Extrema Liés et Fonctions Implicites
La méthode des multiplicateurs de Lagrange, avec sa condition de colinéarité des gradients $\nabla f = \lambda \nabla g$, peut sembler sortir d’un chapeau. En réalité, elle est une conséquence directe et élégante d’un théorème majeur du calcul différentiel : le théorème des fonctions implicites. Ce théorème justifie pourquoi la méthode de Lagrange fonctionne.
1. Rappel sur le Théorème des Fonctions Implicites
Le théorème des fonctions implicites nous dit quand une équation de contrainte $g(x_1, \dots, x_p) = k$ peut être résolue localement pour exprimer l’une des variables en fonction des autres.
Soit $g: U \subset \mathbb{R}^p \to \mathbb{R}$ une fonction de classe C¹. Soit $a \in U$ un point tel que $g(a)=k$.
Si la dérivée partielle de $g$ par rapport à l’une de ses variables, disons $x_p$, est non nulle en $a$ ($\frac{\partial g}{\partial x_p}(a) \neq 0$), alors il existe un voisinage de $(a_1, \dots, a_{p-1})$ et une fonction $\phi$ de classe C¹ telle que, localement autour de $a$, l’équation de contrainte $g(x)=k$ est équivalente à :
$$ x_p = \phi(x_1, \dots, x_{p-1}) $$
De plus, le théorème donne les dérivées de cette fonction implicite $\phi$ : $$ \frac{\partial \phi}{\partial x_j} = – \frac{\partial g / \partial x_j}{\partial g / \partial x_p} $$
L’hypothèse cruciale $\frac{\partial g}{\partial x_p}(a) \neq 0$ est une version de la condition plus générale $\nabla g(a) \neq \vec{0}$, qui est exactement la condition requise dans le théorème de Lagrange.

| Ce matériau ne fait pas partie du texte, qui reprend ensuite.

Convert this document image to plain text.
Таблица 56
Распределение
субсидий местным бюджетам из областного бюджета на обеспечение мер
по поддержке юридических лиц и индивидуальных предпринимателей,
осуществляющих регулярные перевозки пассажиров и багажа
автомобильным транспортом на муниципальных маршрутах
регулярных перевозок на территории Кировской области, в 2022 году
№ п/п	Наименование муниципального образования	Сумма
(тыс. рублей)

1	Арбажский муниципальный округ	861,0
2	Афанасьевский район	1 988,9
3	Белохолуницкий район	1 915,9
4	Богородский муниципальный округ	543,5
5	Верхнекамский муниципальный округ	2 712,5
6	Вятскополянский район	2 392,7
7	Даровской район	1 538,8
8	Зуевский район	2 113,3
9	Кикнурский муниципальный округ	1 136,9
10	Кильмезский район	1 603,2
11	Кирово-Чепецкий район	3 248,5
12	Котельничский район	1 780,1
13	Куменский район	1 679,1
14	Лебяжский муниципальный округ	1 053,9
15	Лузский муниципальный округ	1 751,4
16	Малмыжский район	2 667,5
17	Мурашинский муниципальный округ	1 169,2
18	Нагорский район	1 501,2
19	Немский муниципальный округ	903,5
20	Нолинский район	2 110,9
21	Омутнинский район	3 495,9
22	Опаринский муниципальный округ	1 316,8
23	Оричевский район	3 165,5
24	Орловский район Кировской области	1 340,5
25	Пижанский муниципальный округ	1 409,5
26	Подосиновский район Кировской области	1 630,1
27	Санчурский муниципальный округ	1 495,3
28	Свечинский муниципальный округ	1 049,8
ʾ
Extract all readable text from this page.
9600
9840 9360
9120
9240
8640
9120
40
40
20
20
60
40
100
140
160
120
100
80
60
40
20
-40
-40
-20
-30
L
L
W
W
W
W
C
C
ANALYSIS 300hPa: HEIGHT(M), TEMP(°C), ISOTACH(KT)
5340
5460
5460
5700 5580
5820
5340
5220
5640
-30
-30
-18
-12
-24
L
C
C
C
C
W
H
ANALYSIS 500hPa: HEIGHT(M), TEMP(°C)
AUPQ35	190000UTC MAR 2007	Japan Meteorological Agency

2. Justification de la Méthode de Lagrange
Considérons le problème : trouver les extrémums de $f(x_1, \dots, x_p)$ sous la contrainte $g(x_1, \dots, x_p) = k$.
- Soit $a$ un extremum local de $f$ sous la contrainte $g=k$. On suppose que $\nabla g(a) \neq \vec{0}$. On peut donc supposer, sans perte de généralité, que $\frac{\partial g}{\partial x_p}(a) \neq 0$.
- D’après le théorème des fonctions implicites, on peut localement « éliminer » la contrainte en exprimant $x_p$ en fonction des autres variables : $x_p = \phi(x_1, \dots, x_{p-1})$.
- Le problème d’optimisation contrainte se transforme en un problème d’optimisation sans contrainte pour la nouvelle fonction $h$ de $p-1$ variables : $$ h(x_1, \dots, x_{p-1}) = f(x_1, \dots, x_{p-1}, \phi(x_1, \dots, x_{p-1})) $$ Puisque $a$ est un extremum pour $f$ sous contrainte, le point $(a_1, \dots, a_{p-1})$ est un extremum libre pour $h$.
- La condition nécessaire du premier ordre pour $h$ est que son gradient soit nul. Pour chaque $j \in \{1, \dots, p-1\}$ : $$ \frac{\partial h}{\partial x_j} = 0 $$
- On calcule cette dérivée en utilisant la règle de la chaîne (dérivation de fonctions composées) : $$ \frac{\partial h}{\partial x_j} = \frac{\partial f}{\partial x_j} + \frac{\partial f}{\partial x_p} \cdot \frac{\partial \phi}{\partial x_j} = 0 $$
- On remplace la dérivée de la fonction implicite $\frac{\partial \phi}{\partial x_j}$ par son expression : $$ \frac{\partial f}{\partial x_j} + \frac{\partial f}{\partial x_p} \cdot \left( – \frac{\partial g / \partial x_j}{\partial g / \partial x_p} \right) = 0 $$
- On réarrange l’équation : $$ \frac{\partial f}{\partial x_j} = \frac{\partial f / \partial x_p}{\partial g / \partial x_p} \cdot \frac{\partial g}{\partial x_j} $$
- On voit que le rapport $\frac{\partial f / \partial x_j}{\partial g / \partial x_j}$ est constant pour tous les $j$. Posons ce rapport égal à $\lambda$: $$ \lambda = \frac{\partial f / \partial x_p}{\partial g / \partial x_p} $$ On a alors, pour chaque $j \in \{1, \dots, p\}$ : $$ \frac{\partial f}{\partial x_j} = \lambda \frac{\partial g}{\partial x_j} $$
Ceci est exactement la condition de colinéarité des gradients : $\nabla f(a) = \lambda \nabla g(a)$. La méthode de Lagrange est donc une procédure systématique qui nous permet de trouver cette relation sans avoir à expliciter la fonction implicite $\phi$, ce qui est souvent impossible en pratique.